È scontro tra Movimento 5 Stelle e Partito democratico in un seggio elettorale a Pescara. Non è ancora chiaro il motivo della lite, che sta comunque paralizzando l’attività del seggio. Sembra che un rappresentante di lista del Pd abbia infatti consegnato a un elettore che si accingeva al voto non la scheda elettorale vera e propria, ma un fac-simile, al tempo stesso pare ci sia stato uno scambio di santini; in un modo o nell’altro, l’operazione è stata subito notata dal rappresentante di lista di M5S che ha fermato le operazioni di voto allertando le forze dell’ordine e facendo scattare la denuncia. Alcuni presenti al seggio sono stati identificati e si è messa a verbale la vicenda. Il seggio interessato da questo incidente è il n.13 della scuola elementare di via Milano. Per un comportamento come quello denunciato il rischio è si una multa salata fino a 1.300 euro.
“Con queste elezioni c’è un pezzo di rinnovamento democratico in Europa”. Lo ha detto il candidato dei socialdemocratici alla presidenza della Commissione europea Martin Schulz (Spd) commentando gli exit polls relativi al suo partito per queste elezioni europee. “È un grande giorno per questi fieri socialdemocratici”, ha aggiunto Schulz. I socialdemocratici tedeschi infatti sarebbero al 27,5%. Forte di questa affermazione, il candidato dei socialisti alla presidenza della commissione Ue ha parlato di “sicuro vento in poppa”. Nel frattempo, sempre gli exit polls confermerebbero la Cdu di Angela Merkel come primo partito in Germania.
Anche Matteo Renzi questa mattina ha votato per le elezioni europee nel seggio di Pontassieve e si è chiuso nel prudente silenzio di rito, in attesa che comincino gli exit polls che dovranno aggiudicare la vittoria del “derby” elettorale di queste elezioni europee 2014 – come lui stesso l’aveva chiamato – con il Movimento 5 Stelle di Beppe Grillo e Casaleggio. Il capo del governo e leader del Parito democratico ha votato nel suo seggio di Pontassieve, sfoggiando il solito look sportivo, informale, in jeans con camicia bianca a maniche rimboccate. Con lui anche la moglie Agnese, che vestiva un abito bianco smanicato. Il leader del Partito democratico si è recato a piedi al seggio allestito nella scuola De Amicis di Pontassieve (Fierenze). Nel tragitto ha salutato i concittadini, dopo il voto una stretta di mano agli scrutatori e infine, insieme alla famiglia, si è recato a messa. Matteo Renzi non ha rilasciato dichiarazioni.

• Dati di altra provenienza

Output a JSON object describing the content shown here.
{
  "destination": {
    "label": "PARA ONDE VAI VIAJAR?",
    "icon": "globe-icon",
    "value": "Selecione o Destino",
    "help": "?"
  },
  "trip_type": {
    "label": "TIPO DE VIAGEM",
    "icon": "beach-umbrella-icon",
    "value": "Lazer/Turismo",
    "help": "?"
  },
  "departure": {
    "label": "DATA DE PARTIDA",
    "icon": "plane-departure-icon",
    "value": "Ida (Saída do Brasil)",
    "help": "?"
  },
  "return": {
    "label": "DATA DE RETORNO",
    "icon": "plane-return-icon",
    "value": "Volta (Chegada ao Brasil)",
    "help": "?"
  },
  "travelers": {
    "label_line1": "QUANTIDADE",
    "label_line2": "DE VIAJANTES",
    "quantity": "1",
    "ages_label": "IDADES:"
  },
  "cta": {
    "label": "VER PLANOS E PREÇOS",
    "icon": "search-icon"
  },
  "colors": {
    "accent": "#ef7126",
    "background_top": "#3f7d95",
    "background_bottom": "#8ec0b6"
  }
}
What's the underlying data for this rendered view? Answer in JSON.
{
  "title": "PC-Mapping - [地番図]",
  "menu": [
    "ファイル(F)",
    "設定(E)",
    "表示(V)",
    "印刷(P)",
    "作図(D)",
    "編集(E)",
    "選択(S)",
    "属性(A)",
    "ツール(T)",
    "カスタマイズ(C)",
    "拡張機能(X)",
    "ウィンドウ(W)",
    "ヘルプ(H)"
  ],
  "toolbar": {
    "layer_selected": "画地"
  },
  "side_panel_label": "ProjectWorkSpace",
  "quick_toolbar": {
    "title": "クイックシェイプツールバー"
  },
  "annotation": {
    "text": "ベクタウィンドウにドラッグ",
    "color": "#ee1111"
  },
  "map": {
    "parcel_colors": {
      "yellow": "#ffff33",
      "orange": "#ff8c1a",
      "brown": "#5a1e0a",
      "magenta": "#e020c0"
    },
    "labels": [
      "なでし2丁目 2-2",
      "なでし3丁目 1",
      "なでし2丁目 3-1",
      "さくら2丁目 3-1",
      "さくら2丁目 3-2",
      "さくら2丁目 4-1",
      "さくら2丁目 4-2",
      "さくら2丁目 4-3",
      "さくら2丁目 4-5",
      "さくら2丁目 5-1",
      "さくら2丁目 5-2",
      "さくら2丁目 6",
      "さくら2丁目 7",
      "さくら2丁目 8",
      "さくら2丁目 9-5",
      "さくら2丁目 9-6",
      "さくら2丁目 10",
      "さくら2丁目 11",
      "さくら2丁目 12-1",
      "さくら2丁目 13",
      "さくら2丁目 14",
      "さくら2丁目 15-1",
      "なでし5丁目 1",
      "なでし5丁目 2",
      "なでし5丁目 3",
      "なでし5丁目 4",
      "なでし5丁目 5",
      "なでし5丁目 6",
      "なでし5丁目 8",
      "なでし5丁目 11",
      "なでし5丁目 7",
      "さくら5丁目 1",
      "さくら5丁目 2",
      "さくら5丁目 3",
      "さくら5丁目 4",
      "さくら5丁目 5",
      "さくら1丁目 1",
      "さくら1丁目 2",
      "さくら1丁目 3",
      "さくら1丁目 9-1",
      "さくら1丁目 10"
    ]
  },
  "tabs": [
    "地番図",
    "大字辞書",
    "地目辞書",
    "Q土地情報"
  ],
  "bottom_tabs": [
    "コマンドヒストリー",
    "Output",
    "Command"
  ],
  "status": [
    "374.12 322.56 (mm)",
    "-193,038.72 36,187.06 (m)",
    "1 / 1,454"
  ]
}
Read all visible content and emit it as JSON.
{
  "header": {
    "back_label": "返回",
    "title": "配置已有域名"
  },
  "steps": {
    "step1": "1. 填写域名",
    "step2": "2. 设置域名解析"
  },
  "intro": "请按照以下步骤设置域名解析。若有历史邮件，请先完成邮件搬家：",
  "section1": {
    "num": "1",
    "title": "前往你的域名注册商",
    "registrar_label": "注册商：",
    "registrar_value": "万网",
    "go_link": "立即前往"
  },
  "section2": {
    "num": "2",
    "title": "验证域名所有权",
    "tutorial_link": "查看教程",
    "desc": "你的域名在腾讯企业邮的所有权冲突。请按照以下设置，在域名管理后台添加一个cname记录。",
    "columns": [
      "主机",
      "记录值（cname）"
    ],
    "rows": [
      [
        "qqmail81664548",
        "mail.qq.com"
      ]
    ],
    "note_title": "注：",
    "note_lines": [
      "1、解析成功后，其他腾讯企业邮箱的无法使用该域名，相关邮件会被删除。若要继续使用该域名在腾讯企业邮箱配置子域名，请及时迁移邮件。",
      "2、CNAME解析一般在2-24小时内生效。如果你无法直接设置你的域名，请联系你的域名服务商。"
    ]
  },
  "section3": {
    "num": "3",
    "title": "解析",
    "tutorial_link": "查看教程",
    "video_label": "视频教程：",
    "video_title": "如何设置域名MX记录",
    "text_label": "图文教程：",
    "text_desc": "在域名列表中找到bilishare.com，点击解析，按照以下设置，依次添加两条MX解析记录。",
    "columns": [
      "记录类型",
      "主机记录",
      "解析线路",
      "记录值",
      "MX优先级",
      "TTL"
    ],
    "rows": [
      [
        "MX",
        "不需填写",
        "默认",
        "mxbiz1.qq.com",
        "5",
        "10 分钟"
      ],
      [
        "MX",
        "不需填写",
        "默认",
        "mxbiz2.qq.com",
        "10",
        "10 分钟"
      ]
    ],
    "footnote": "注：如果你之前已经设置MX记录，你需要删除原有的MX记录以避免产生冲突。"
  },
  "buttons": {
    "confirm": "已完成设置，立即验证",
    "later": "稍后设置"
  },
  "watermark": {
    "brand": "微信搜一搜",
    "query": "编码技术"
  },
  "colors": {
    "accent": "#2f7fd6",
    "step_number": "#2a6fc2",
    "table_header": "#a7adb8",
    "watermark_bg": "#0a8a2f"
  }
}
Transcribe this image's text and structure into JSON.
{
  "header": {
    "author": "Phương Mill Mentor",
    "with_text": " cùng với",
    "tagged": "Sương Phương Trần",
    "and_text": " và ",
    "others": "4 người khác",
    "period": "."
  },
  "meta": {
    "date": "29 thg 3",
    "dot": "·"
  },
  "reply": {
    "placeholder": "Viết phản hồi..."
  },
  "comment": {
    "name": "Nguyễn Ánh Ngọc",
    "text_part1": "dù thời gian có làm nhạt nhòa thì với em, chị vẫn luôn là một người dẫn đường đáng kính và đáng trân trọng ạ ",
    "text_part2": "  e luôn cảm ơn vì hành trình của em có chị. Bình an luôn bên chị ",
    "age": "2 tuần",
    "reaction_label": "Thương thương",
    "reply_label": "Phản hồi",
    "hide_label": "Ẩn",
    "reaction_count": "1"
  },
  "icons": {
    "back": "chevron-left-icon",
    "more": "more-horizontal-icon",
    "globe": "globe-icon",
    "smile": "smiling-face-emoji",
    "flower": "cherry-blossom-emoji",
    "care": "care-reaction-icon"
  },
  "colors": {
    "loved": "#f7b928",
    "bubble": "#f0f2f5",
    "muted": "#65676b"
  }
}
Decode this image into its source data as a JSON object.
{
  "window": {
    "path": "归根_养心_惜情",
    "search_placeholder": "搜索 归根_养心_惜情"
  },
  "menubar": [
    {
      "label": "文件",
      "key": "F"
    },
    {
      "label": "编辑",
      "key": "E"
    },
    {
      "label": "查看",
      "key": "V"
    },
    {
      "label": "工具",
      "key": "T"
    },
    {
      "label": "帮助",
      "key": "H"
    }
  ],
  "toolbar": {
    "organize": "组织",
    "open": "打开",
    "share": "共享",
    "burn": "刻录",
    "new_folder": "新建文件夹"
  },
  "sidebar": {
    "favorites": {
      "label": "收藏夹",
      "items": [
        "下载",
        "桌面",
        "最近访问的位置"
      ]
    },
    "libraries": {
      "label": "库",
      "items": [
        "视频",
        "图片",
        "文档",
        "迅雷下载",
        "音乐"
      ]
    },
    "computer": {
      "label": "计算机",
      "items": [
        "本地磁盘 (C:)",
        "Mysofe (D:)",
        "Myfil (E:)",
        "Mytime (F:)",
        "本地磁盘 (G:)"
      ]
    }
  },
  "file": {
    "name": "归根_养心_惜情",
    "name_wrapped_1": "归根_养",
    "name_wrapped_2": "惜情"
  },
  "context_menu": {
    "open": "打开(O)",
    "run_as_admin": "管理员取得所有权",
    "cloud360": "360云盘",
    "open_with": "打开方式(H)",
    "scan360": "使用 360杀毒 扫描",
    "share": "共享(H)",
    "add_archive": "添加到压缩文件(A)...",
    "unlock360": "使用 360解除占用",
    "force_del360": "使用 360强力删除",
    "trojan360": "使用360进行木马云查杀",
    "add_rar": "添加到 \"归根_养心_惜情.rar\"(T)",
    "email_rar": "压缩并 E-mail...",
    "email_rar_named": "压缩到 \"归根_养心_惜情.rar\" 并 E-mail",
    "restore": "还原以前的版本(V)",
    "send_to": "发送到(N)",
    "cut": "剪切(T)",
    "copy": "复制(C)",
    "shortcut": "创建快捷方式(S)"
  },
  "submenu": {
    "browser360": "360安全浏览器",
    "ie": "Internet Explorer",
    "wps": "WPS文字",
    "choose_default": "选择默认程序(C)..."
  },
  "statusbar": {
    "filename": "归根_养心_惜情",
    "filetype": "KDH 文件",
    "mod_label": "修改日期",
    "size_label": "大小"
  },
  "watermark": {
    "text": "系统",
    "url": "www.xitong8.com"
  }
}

“Salveremo l’Italia anche per chi ci critica” era stato l’esordio del leader dei dem, Matteo Renzi, nel comizio di chiusura della campagna elettorale, venerdì a Firenze in Piazza della Signoria. In un rush finale che lo ha visto calcare i palchi delle più importanti piazze del paese avvicendandosi con Beppe Grillo e cercando di rispondere colpo su colpo agli affondi del Movimento 5 Stelle, il leader del Partito democratico ha cercato di vantare i risultati del governo, a cominciare dagli 80 euro in più in busta paga dati a dipendenti, dal Jobs act e dalle riforme istituzionali messe in cantiere. Sempre nel comizi di chiusura della campagna elettorale del Pd, Renzi ha stigmatizzato l’atteggiamento sfascista di Beppe Grillo, invitandolo a “scuacquarsi la bocca” prima di nominare invano un nume tutelare della storia della sinistra italiana come il comunista Enrico Berlinguer.
Matteo Renzi cerca in questa tornata elettorale la agognata “legittimazione” elettorale dopo aver assunto la guida del governo al posto di Enrico Letta, che il leader Pd, fresco di vittoria alle primarie dei democratici, aveva sfiduciato nel febbraio scorso. La riforma del Senato però non è andata in porto, quella della legge elettorale nemmeno e così Renzi ha cominciato a sentire sul collo la pressione del Movimento 5 Stelle di Beppe Grillo e la sua cavalcata elettorale, anche a base di apparizioni in tv, come quella a Porta a Porta, che hanno significato una indubbia svolta da parte di M5S e l’obiettivo di ampliare il consenso tra i moderati. Gli stessi, sopratutto di centro destra, ai quali punta Matteo Renzi. “Se vinco di un punto o perdo di un punto” – ha detto sempre Matteo Renzi venerdì al Tg5 “cambia poco per il governo, ma cambia molto per l’Europa”. A domanda se sarebbe soddifatto da un 26% per il Pd, Renzi ha risposto: “Sarebbe più dell’altra volta, ma vorrei fare un po’ di più”.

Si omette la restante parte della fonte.